Paulson/Bush/Bernanke pressed a ‘weak dollar’ policy to use exports to sustain GDP, rather than a fiscal package to support domestic demand.

This kept the US muddling through but took demand from the rest of world.

The rest of world had become ‘leveraged’ to their exports to the US.

As US imports fell and US exports accelerated, the rest of world economies slowed and support was removed for their credit structures.

No government moved to support domestic demand until the modest US fiscal package of a few months ago. It was too little too late.

None of the credit based economies have the institutional structure to sustain growth and employment with soft asset/collateral prices.

No private sector loans are ‘safe’ when collateral values and income are falling.

The lesson of Japan is that with a general deflation of collateral values it took a federal deficit of at least 8% of GDP just to stay out of recession.

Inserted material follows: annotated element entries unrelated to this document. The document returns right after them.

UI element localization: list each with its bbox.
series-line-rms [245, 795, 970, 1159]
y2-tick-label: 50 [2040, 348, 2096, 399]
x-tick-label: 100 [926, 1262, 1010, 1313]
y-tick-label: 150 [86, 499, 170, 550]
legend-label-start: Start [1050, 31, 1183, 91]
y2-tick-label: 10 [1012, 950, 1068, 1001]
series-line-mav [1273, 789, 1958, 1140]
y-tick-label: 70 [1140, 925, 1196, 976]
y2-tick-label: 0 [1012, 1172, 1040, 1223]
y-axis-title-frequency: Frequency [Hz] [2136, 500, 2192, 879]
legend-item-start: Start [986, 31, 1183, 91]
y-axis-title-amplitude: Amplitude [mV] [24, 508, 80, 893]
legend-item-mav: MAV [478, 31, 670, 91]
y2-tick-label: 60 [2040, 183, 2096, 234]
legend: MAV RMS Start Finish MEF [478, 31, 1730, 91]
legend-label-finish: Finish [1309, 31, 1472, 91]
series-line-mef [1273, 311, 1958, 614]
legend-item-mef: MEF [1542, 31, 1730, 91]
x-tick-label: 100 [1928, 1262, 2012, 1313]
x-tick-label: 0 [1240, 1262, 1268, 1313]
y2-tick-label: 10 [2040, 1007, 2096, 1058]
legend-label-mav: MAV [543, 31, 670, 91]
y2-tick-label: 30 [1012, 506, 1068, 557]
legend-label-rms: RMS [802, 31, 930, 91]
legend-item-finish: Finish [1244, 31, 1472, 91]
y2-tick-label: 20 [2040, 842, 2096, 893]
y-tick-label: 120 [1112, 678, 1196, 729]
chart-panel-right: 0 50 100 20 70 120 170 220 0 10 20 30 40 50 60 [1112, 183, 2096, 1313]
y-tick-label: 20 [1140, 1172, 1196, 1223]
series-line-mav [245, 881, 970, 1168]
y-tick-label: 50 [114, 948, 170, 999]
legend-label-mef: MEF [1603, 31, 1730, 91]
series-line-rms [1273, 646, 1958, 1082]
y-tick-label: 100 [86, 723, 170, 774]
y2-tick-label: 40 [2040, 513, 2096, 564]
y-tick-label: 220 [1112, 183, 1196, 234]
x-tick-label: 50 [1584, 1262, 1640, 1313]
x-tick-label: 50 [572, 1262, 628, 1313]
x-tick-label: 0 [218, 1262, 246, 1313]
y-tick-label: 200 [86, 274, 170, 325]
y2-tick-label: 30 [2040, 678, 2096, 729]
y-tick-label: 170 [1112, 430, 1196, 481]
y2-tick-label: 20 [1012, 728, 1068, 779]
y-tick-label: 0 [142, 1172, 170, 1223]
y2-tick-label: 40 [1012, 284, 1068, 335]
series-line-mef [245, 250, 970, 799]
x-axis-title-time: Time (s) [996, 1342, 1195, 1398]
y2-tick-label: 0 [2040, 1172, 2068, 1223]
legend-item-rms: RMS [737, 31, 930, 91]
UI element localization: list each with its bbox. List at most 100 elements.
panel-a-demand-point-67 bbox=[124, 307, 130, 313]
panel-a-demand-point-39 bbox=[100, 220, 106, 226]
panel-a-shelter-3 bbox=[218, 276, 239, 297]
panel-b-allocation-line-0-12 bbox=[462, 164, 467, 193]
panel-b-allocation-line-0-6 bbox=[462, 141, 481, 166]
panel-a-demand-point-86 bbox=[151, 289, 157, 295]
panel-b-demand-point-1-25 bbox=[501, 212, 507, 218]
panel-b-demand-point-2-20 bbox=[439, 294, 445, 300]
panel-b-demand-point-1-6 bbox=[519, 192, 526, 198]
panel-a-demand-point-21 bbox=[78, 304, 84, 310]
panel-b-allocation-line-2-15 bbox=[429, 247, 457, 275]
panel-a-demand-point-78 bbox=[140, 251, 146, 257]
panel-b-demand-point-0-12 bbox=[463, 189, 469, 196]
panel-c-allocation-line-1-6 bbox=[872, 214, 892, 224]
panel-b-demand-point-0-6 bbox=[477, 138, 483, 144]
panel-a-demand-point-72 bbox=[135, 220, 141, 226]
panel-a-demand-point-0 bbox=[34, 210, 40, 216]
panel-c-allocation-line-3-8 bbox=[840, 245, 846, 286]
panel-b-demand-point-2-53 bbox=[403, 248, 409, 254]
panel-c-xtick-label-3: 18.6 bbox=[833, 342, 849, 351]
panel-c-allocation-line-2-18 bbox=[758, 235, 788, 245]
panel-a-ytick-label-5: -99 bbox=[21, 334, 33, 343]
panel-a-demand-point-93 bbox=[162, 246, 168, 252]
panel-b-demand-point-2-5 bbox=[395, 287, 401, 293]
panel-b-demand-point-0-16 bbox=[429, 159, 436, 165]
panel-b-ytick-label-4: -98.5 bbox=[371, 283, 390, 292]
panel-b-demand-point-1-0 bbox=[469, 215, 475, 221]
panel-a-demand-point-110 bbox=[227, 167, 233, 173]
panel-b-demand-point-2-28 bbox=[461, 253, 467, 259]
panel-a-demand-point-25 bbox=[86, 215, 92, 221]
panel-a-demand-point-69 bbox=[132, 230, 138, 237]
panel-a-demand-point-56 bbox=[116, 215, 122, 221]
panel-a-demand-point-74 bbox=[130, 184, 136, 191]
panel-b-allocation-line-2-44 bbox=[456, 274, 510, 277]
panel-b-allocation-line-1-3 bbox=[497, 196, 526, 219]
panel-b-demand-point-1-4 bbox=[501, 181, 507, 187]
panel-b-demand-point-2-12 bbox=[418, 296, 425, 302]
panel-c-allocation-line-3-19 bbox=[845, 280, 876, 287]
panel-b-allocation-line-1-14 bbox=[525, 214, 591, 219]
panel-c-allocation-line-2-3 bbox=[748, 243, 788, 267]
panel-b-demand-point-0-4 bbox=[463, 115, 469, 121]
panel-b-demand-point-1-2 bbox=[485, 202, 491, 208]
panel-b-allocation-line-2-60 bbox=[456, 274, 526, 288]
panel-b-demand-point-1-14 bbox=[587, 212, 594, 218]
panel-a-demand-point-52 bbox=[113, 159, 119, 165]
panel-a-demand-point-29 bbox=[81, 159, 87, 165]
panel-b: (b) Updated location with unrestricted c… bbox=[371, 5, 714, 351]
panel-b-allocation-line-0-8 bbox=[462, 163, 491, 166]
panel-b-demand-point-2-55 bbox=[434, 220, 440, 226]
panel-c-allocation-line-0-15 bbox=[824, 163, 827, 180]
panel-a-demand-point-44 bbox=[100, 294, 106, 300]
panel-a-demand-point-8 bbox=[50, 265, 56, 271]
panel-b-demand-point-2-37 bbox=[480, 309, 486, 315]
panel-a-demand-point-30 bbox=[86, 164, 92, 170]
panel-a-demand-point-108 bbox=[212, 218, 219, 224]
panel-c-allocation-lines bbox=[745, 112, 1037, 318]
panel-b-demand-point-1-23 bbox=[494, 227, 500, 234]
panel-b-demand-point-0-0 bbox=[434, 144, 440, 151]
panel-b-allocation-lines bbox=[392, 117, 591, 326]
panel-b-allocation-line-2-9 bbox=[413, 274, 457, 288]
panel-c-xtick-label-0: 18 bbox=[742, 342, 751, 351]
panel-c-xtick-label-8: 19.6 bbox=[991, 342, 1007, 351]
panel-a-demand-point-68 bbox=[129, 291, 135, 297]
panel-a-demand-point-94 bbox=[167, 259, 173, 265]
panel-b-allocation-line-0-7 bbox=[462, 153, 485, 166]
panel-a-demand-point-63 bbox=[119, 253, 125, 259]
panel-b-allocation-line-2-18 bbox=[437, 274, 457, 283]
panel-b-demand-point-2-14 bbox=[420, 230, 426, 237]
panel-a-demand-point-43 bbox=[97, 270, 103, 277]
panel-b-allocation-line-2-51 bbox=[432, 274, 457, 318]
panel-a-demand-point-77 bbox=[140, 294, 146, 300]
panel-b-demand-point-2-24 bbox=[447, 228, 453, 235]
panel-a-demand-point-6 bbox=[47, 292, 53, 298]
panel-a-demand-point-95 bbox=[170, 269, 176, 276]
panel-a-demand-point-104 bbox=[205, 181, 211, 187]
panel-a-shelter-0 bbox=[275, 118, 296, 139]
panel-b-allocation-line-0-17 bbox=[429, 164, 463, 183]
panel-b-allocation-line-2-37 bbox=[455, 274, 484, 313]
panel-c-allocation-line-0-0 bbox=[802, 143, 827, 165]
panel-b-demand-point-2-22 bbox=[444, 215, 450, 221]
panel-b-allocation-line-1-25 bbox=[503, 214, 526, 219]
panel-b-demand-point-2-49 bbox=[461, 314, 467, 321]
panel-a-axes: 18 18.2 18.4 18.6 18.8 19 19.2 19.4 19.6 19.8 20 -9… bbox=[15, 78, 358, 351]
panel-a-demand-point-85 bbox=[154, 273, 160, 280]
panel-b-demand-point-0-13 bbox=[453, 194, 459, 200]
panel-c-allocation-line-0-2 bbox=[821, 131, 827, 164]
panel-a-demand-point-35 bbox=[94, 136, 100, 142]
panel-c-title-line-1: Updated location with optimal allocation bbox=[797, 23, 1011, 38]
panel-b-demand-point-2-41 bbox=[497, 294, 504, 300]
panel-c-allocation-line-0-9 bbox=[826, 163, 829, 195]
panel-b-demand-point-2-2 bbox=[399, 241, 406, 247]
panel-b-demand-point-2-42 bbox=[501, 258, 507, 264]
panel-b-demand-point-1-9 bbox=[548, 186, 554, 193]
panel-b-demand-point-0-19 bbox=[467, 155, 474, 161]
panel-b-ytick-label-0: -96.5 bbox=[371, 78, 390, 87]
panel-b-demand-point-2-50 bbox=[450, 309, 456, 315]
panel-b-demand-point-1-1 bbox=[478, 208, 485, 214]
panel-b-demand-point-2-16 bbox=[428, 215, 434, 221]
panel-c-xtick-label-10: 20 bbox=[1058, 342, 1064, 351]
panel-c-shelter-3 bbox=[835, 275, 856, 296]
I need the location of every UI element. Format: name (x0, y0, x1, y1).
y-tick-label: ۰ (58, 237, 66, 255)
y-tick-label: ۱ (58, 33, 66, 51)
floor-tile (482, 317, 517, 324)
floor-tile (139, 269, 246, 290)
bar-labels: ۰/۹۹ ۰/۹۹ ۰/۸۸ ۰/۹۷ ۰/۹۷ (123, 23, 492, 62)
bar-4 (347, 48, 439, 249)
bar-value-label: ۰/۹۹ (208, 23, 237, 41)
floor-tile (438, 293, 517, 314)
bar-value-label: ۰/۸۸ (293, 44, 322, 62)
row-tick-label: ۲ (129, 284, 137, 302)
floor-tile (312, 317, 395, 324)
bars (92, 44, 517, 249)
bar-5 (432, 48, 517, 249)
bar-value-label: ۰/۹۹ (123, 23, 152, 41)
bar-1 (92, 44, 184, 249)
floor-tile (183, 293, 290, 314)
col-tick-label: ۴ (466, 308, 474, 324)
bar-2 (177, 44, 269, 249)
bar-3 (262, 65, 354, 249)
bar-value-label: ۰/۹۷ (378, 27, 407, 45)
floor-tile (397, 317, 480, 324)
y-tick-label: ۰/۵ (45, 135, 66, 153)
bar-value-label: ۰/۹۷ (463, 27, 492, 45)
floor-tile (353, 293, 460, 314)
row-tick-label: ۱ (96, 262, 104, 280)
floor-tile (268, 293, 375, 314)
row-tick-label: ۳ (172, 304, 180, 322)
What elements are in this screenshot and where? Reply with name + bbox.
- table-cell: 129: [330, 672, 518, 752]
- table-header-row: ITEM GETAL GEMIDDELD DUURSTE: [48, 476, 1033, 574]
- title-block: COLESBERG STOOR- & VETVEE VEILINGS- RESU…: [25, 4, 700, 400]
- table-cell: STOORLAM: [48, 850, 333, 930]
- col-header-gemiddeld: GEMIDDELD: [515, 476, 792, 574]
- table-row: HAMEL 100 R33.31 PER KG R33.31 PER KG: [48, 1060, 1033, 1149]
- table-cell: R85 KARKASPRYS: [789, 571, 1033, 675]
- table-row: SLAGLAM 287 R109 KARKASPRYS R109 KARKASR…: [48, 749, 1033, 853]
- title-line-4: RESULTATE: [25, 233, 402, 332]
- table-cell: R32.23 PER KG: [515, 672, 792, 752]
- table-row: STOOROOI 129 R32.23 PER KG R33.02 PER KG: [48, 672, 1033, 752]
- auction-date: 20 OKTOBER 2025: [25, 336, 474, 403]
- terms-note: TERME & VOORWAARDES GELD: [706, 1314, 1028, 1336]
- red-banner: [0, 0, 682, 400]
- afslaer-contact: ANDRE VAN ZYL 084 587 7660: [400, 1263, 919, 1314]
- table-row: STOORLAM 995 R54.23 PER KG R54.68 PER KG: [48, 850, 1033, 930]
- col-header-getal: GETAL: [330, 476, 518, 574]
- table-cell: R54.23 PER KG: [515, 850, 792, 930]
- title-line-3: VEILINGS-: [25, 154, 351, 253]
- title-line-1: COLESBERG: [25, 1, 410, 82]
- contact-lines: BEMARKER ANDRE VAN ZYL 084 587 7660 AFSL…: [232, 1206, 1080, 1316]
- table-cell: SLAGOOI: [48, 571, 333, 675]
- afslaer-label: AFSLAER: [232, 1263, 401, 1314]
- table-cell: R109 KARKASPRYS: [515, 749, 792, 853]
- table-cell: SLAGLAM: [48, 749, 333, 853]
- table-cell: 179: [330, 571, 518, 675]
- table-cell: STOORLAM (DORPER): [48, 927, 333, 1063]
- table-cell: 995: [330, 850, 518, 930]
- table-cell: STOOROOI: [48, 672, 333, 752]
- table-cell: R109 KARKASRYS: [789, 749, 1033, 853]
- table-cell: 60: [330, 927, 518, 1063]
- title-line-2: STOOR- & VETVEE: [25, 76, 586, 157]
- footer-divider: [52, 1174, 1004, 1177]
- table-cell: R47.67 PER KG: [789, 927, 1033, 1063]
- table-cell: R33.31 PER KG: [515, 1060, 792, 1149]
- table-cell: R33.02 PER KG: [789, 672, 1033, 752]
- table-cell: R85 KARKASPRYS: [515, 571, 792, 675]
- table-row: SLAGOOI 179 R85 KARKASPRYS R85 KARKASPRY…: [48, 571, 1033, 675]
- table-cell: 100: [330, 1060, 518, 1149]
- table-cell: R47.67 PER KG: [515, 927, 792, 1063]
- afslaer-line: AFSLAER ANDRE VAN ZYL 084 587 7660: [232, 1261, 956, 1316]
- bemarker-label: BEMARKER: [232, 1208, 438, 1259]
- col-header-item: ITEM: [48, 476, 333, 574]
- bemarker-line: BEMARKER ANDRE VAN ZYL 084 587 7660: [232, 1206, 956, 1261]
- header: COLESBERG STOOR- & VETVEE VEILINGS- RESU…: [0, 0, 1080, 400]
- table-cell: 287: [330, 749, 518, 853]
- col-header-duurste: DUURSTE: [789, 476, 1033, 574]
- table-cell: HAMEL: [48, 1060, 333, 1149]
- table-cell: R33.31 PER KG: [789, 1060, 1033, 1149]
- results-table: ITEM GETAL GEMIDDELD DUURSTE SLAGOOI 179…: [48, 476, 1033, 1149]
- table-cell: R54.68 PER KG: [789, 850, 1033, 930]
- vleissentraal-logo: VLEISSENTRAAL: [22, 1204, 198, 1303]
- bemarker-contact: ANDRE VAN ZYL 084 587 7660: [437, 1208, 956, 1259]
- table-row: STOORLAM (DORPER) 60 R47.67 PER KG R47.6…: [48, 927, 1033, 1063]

Not sure what it will take here.

The payroll tax holiday would be a good start and probably sufficient to reverse the shortfall of demand.

The US, UK, Japan, etc. will survive a slowdown due to their ‘automatic stabilizers’ that will rapidly increase deficits until they are sufficiently large to turn things around.

The eurozone doesn’t have the institutional structure that will allow this process to work as it does in the other nations with non-convertible currencies.

The eurozone can only hope the rest of world recovers quickly and supports eurozone exports.

Without a US fiscal package US domestic demand will remain weak until the deficit gets large enough via falling tax revenue and rising transfer payments.

Without foreign CB buying of USD, US imports will not increase enough to support rest of world demand.

All this means a decisive US fiscal response, such as the payroll tax holiday, will support:

  • Both US and rest of world aggregate demand.
  • Support the financial sectors from the bottom up.
  • Increase US real terms of trade.

(Not to forget the need for an energy package to keep higher crude prices from hurting our real terms of trade and reducing our standard of living.)